Christopher Nolan both stretches time and compresses it, creating suspense without horror.

The first line heard in Christopher Nolan’s film Dunkirk is a declaration of identity. “English! Anglais!” shouts the inky-haired, milky-faced Tommy (Fionn Whitehead) as he hurries toward a group of French soldiers at the end of a deserted street, having narrowly escaped being gunned down by Germans. Identity is crucial in this movie. Questions arise about the nationality of a grunt who appears to have fallen mute: is he a German spy? And with several hundred thousand soldiers cornered in Dunkirk awaiting evacuation in May 1940, foreigners are weeded out of the lines of men waiting for rescue by British vessels.
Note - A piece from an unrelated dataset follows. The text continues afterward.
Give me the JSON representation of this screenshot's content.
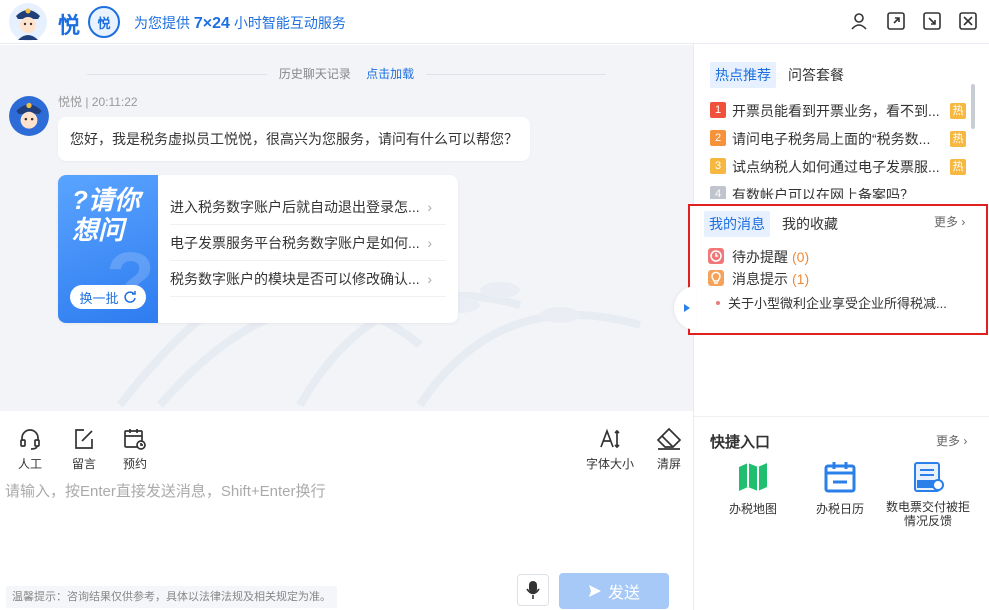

Only one naval ship has been committed to the evacuation: with German bombers dotting the sky, picking off the troops waiting on the beach and jetty (or mole), the military won’t risk putting in jeopardy any vessels that may be needed come the next big battle. In the absence of other options, an improvised flotilla of civilian boats makes its bobbing way across the Channel towards Dunkirk.
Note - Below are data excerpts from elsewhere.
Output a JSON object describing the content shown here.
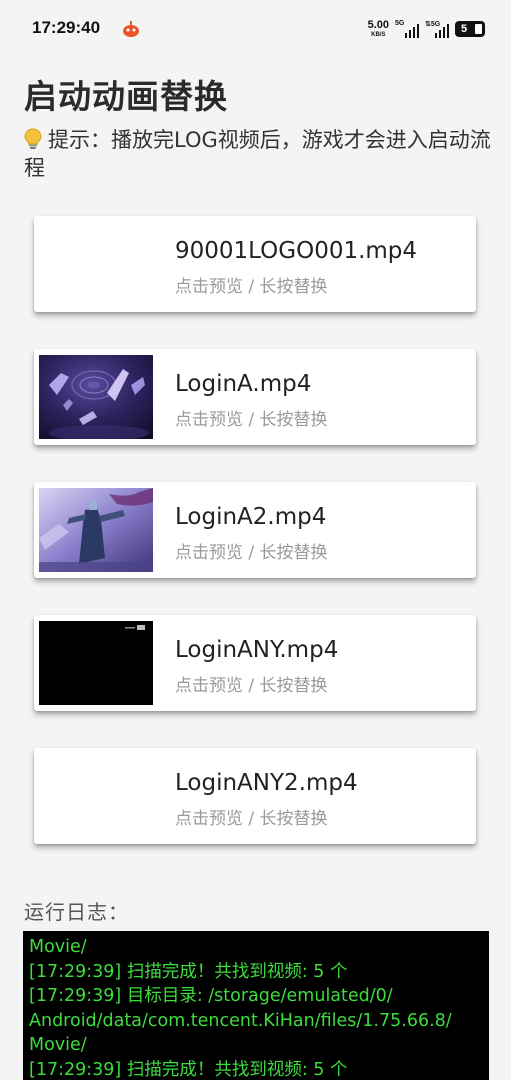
{
  "status_bar": {
    "time": "17:29:40",
    "net_speed_value": "5.00",
    "net_speed_unit": "KB/S",
    "signal1_tag": "5G",
    "signal2_tag": "⇅5G",
    "battery": "5"
  },
  "page": {
    "title": "启动动画替换",
    "hint_icon": "lightbulb-icon",
    "hint": "提示：播放完LOG视频后，游戏才会进入启动流程"
  },
  "videos": [
    {
      "name": "90001LOGO001.mp4",
      "subtitle": "点击预览 / 长按替换",
      "thumb": "blank"
    },
    {
      "name": "LoginA.mp4",
      "subtitle": "点击预览 / 长按替换",
      "thumb": "crystals"
    },
    {
      "name": "LoginA2.mp4",
      "subtitle": "点击预览 / 长按替换",
      "thumb": "figure"
    },
    {
      "name": "LoginANY.mp4",
      "subtitle": "点击预览 / 长按替换",
      "thumb": "black"
    },
    {
      "name": "LoginANY2.mp4",
      "subtitle": "点击预览 / 长按替换",
      "thumb": "blank"
    }
  ],
  "log": {
    "label": "运行日志：",
    "lines": [
      "Movie/",
      "[17:29:39] 扫描完成！共找到视频: 5 个",
      "[17:29:39] 目标目录: /storage/emulated/0/",
      "Android/data/com.tencent.KiHan/files/1.75.66.8/",
      "Movie/",
      "[17:29:39] 扫描完成！共找到视频: 5 个"
    ]
  },
  "colors": {
    "background": "#f4f4f4",
    "log_background": "#000000",
    "log_text": "#3ddc3d",
    "subtitle": "#9a9a9a"
  }
}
That cry of “English! Anglais!” could also signal a returning home for the British-born, Anglo-American Nolan. For 20 years, he has been almost exclusively a Hollywood filmmaker, darkening the mood at multiplexes with his sombre Dark Knight series and his riddle-me-this puzzle pictures Inception and Interstellar, and becoming in the process one of the world’s genuine superstar directors. Dunkirk brings him back to his roots while continuing to pose the sort of structural challenges that have animated him since Memento (still his most wickedly inventive work) and The Prestige (a close second).

To maintain a triple-pronged narrative that cuts between soldiers such as Tommy on the beach, plucky civilian volunteers such as Mr Dawson (Mark Rylance) and his son Peter (Tom Glynn-Carney) inching across the waves toward France, and the RAF Spitfire pilots Farrier (Tom Hardy) and Collins (Jack Lowden) babysitting the lot of them from the air, Nolan’s screenplay fuses the three timelines. This gives the impression that everything is happening concurrently, when, in fact, there are minuscule flashbacks, flash-forwards and replays of the action from different angles sewn into the editing. The events on the mole occupy around a week, the ones at sea a day, while the darting aerial combat lasts merely an hour. Providing momentum and continuity is Hans Zimmer’s surging score, which is shot through with mechanical groans and shrill, sawing violins redolent of exposed nerves.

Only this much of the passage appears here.